Teweles complex going residential
By David Niles, of SBT
Redevelopment of the Teweles Seed Co. towers south of downtown Milwaukee into apartments is expected to begin this summer with the help of a Minnesota company that provides affordable housing.
CommonBond Communities, based in St. Paul, has been working with New Berlin-based developer Robert Schultz to convert the Teweles building, at 222 S. 3rd St., into apartments, with a mix of market-rate and subsidized rents, said Brian Dusek, a housing development manager at CommonBond Communities. Of the 115 apartment units to be developed, 73 would be for people who have household earnings of $54,000 or less.
CommonBond and Schultz, operating through his 3rd Coast Design Concepts, hold equal interests in the development, according to Dusek.
McCloud Construction, of New Berlin, will handle the work of converting the long-shuttered seed company into apartments, retaining much of the industrial look of the buildings, which date back to 1917. The buildings, which have nearly 155,000 square feet of space, have been vacant for more than 10 years.

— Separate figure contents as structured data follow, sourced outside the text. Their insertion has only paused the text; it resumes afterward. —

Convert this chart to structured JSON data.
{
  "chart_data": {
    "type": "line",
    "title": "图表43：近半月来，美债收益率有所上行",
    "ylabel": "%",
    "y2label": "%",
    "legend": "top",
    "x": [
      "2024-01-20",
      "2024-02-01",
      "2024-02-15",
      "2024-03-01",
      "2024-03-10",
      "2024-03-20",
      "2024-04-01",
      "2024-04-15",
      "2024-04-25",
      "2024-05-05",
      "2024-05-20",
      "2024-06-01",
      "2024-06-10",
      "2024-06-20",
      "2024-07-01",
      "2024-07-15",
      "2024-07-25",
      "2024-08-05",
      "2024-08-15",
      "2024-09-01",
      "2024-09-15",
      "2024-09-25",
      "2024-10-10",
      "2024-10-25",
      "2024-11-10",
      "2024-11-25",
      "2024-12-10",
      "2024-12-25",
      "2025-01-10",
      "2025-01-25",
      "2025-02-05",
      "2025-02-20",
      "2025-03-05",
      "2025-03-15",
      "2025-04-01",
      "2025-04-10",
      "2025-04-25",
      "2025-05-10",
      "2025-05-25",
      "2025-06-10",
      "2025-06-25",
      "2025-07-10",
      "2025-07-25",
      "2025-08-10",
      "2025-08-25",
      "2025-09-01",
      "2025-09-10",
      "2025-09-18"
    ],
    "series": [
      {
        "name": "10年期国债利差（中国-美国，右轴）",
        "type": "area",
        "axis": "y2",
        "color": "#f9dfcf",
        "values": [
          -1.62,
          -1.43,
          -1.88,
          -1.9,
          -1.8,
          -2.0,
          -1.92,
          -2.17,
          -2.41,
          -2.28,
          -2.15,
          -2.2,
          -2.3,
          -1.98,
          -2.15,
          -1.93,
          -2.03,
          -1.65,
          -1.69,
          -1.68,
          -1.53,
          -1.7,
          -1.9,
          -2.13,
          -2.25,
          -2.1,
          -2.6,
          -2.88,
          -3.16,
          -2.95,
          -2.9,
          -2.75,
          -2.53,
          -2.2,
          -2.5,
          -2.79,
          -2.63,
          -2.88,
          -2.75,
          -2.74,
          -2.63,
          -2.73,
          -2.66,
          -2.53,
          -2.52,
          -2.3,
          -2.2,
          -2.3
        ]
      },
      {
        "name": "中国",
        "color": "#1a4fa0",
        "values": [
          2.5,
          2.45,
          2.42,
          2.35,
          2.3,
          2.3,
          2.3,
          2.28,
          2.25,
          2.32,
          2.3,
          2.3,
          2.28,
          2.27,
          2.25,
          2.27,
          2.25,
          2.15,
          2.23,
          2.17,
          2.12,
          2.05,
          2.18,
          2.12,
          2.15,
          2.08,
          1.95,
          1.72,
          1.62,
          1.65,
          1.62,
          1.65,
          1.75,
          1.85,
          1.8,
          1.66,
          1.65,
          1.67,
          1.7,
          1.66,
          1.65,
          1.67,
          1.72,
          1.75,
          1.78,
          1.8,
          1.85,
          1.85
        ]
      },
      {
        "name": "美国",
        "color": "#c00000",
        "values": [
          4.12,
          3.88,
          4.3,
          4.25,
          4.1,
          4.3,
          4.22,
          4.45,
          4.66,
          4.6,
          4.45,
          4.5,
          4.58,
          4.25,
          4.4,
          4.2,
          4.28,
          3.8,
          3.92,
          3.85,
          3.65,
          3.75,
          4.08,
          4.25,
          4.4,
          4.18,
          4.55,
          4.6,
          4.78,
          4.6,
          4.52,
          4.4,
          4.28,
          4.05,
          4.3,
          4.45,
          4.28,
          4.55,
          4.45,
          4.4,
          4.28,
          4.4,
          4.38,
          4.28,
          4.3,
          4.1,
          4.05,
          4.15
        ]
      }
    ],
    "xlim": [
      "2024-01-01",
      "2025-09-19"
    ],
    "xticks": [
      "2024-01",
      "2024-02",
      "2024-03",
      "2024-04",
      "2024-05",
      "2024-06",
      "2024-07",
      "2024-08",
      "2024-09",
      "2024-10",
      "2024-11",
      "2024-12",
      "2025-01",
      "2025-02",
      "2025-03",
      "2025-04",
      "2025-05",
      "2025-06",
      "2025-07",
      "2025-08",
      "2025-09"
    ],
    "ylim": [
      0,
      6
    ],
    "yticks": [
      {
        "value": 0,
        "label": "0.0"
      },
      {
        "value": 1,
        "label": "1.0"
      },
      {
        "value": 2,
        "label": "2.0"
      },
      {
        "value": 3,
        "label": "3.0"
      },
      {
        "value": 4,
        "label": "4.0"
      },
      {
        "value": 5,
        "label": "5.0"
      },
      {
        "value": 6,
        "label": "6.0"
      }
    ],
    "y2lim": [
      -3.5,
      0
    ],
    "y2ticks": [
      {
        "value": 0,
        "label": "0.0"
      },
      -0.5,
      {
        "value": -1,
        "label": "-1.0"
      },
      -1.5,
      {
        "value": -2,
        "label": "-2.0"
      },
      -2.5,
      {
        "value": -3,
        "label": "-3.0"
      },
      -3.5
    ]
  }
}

The $16.1 million project will retrofit the Teweles facility, which consists of two towers, into the 115 apartment units, three floors of parking for 100 vehicles, and a host of additional amenities for residents, such as a fitness center, a private theater room, a roof-top clubroom and private roof-top terrace.
The 100 parking spaces would be reserved for tenants while 18 surface spaces would be unreserved.
Two levels will be added to the current 12-story tower which, according to city records, was built in 1918. The seven-story tower, which was built in 1928, will remain at that height, Dusek said.
The exterior masonry facade will be restored, and existing pre-cast parapets and poured concrete lintels will be repaired.
Window heights will be lowered to residential standards, Dusek said. He was impressed with the views from the building when he visited Milwaukee last week. "The views are incredible, even from the seven-story tower," he said, noting that the building offers panoramic views of the lakefront, downtown, the south side and the west side. When the two floors are added to the 12-story tower, the structure will be the second-highest building in the area, after nearby Rockwell International’s Allen-Bradley clock tower.
The structures are in excellent shape, Dusek added, noting they had been constructed for seed storage and see repackaging. "The structures are in great shape. They were built solid to bear incredible loads; it’s a fortress."
He also praised the original design of the buildings, saying "they have a sleek industrial look that was pretty ahead of its time for."
Addition of the two floors to the 12-story tower will make the project financially feasible, Dusek said. Along with conventional mortgage financing and other funding, the project will benefit from approximately $6.2 million in tax credits, he said.
The apartments will be a mix of studio and one-, two- and three-bedroom units. The three-bedroom units and the penthouse suites will have private outdoor decks.
The building will become a small community, Dusek said, serving a variety of sub-markets which CommonBond defines as:
CommonBond is not only partnering with Schultz in development of the project, it will also manage the property and offer social services to residents who need them. "We will provide a level of service where there is now a void," Dusek said. At the same time, he said, "we will ensure that our housing really blends into the community so that you won’t be able to tell it’s affordable housing that you are looking at."
Dusek estimates an 11-month timetable for the building project.
The neighborhood, on the edge of Walkers Point, is seeing other redevelopment, including conversions of other former industrial buildings into residences. "If everything proposed comes to fruition, this will turn into an exciting area of the city," Dusek said.
Schultz owns the building through his Historic Teweles Seed LLC. The buildings and land have a 2002 assessment of $486,000.
The project is CommonBond’s first for Wisconsin, but it has extensive involvement in Minnesota, particularly in the Twin Cities area. "We started looking at the Wisconsin market a couple of years ago," Dusek said. "This is the beginning of bigger plans for Wisconsin." He expects its next Wisconsin ventures to be just across the border from the Twin Cities area.
In Minnesota, CommonBond, which operates as a non-profit, provides homes for more than 5,000 people with 44 housing communities in 30 municipalities. It was founded in 1971.